Dr. Harst nods. “And he is in despair,” he says. “He thinks he will never recover. He thinks his time is done, and he is sick with fear at leaving Prince Edward without a safe guardian. The Privy Council are thinking that they will have to form a regency.”
“Who will he trust to guard the prince in his minority?”
“He trusts nobody, and the prince’s family, the Seymours, are declared enemies of the queen’s family, the Howards. There is no doubt that they will tear the country apart between them. The Tudor peace will end as it began, in a war for the kingdom between the great families. The king fears for the people’s faith as well. The Howards are determined on the old religion and will take the country back to Rome, but Cranmer has the church behind him and will fight for reform.”
I nibble my finger, thinking. “Does the king still fear there is a plot to overthrow him?”
“There is news of a new uprising in the North, in support of the old religion. The king fears that the men will come out again, that it will spread. He believes there are Papists everywhere calling for a rebellion against him.”

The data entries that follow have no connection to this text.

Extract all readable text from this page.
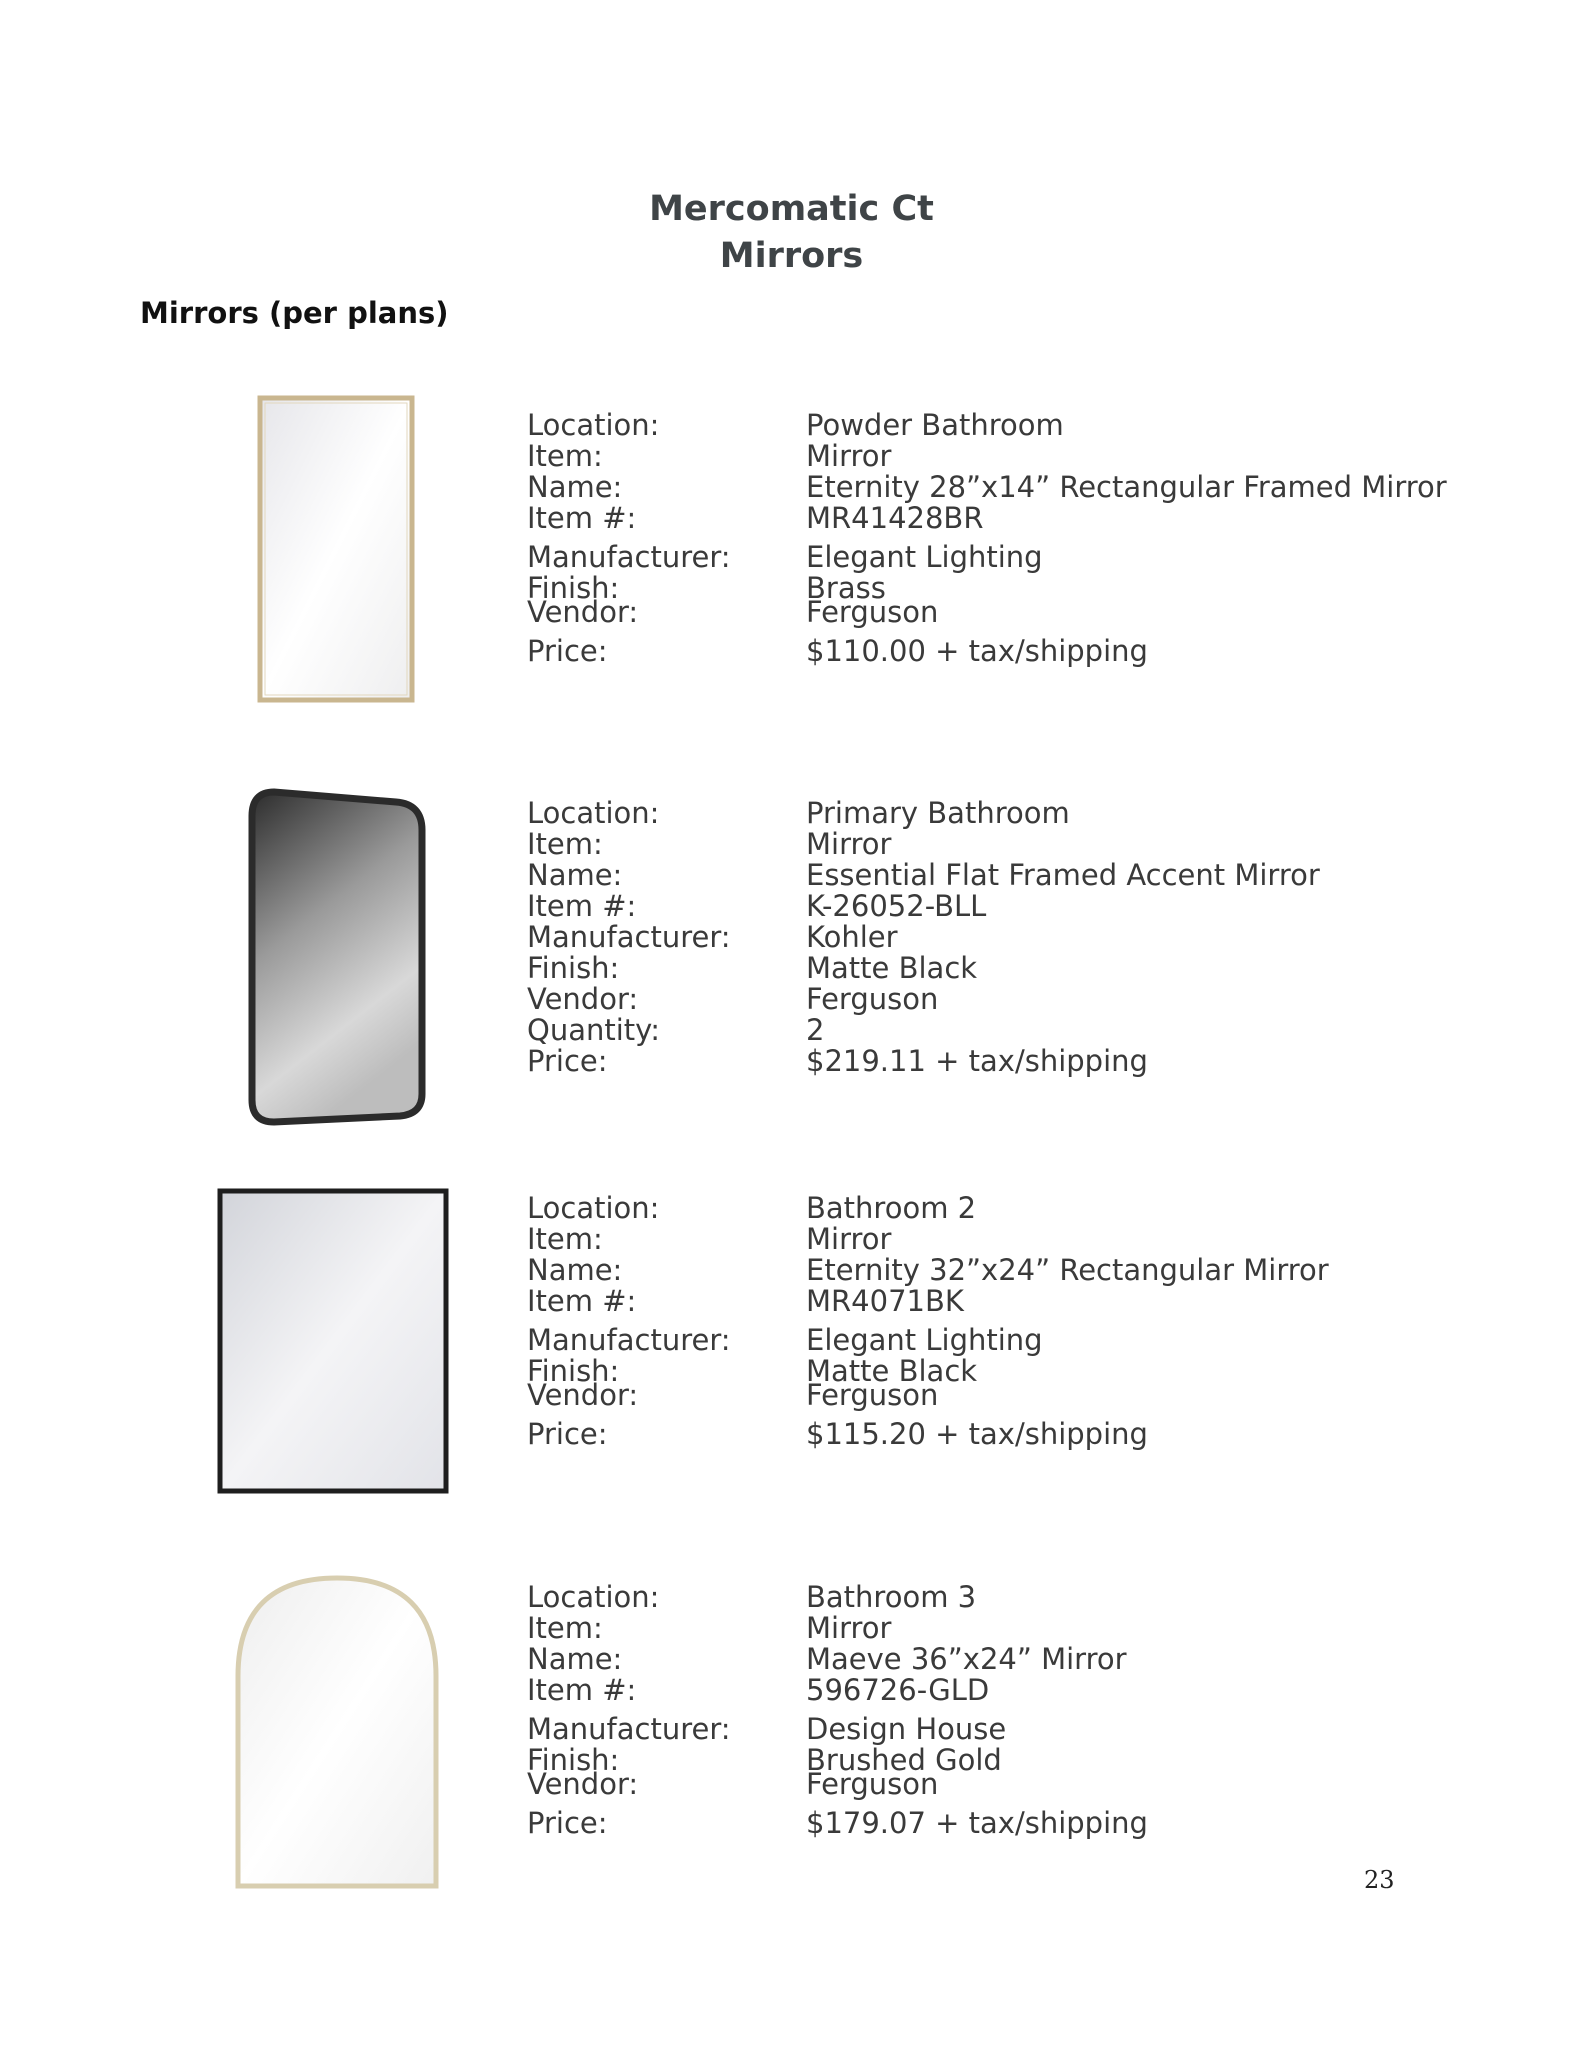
Mercomatic Ct
Mirrors
Mirrors (per plans)
Location:
Item:
Name:
Item #:
Manufacturer:
Finish:
Vendor:
Price:
Powder Bathroom
Mirror
Eternity 28”x14” Rectangular Framed Mirror
MR41428BR
Elegant Lighting
Brass
Ferguson
$110.00 + tax/shipping
Location:
Item:
Name:
Item #:
Manufacturer:
Finish:
Vendor:
Quantity:
Price:
Primary Bathroom
Mirror
Essential Flat Framed Accent Mirror
K-26052-BLL
Kohler
Matte Black
Ferguson
2
$219.11 + tax/shipping
Location:
Item:
Name:
Item #:
Manufacturer:
Finish:
Vendor:
Price:
Bathroom 2
Mirror
Eternity 32”x24” Rectangular Mirror
MR4071BK
Elegant Lighting
Matte Black
Ferguson
$115.20 + tax/shipping
Location:
Item:
Name:
Item #:
Manufacturer:
Finish:
Vendor:
Price:
Bathroom 3
Mirror
Maeve 36”x24” Mirror
596726-GLD
Design House
Brushed Gold
Ferguson
$179.07 + tax/shipping
23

“None of this endangers me? He will not turn against me?”
His tired face folds downward into a grimace. “He might. He fears the Lutherans as well.”
“But everybody knows I am a practicing member of the king’s church!” I protest. “I do everything to show that I conform to the king’s instructions.”
“You were brought in as a Protestant princess,” he says. “And the man who brought you in paid with his life. I am fearful.”
“What can we do?” I ask.
“I shall keep watch on the king,” he says. “While he acts against the Papists we are safe enough, but if he turns against the reformers, we should make sure that we can get home, if we need to.”
I give a little shudder, thinking of the mad tyranny of my brother as opposed to the mad tyranny of this king. “I have no home there.”
“You may have no home here.”
“The king has promised me my safety,” I say.
“He promised you the throne,” the ambassador says wryly. “And who sits there now?”
“I don’t envy her.” I am thinking of her husband brooding on his wrongs, trapped in his bed by his suppurating wound, counting his enemies and allocating blame, while his fever burns and his sense of injustice grows more mad.
“I should think no woman in the world would envy her,” the ambassador replies.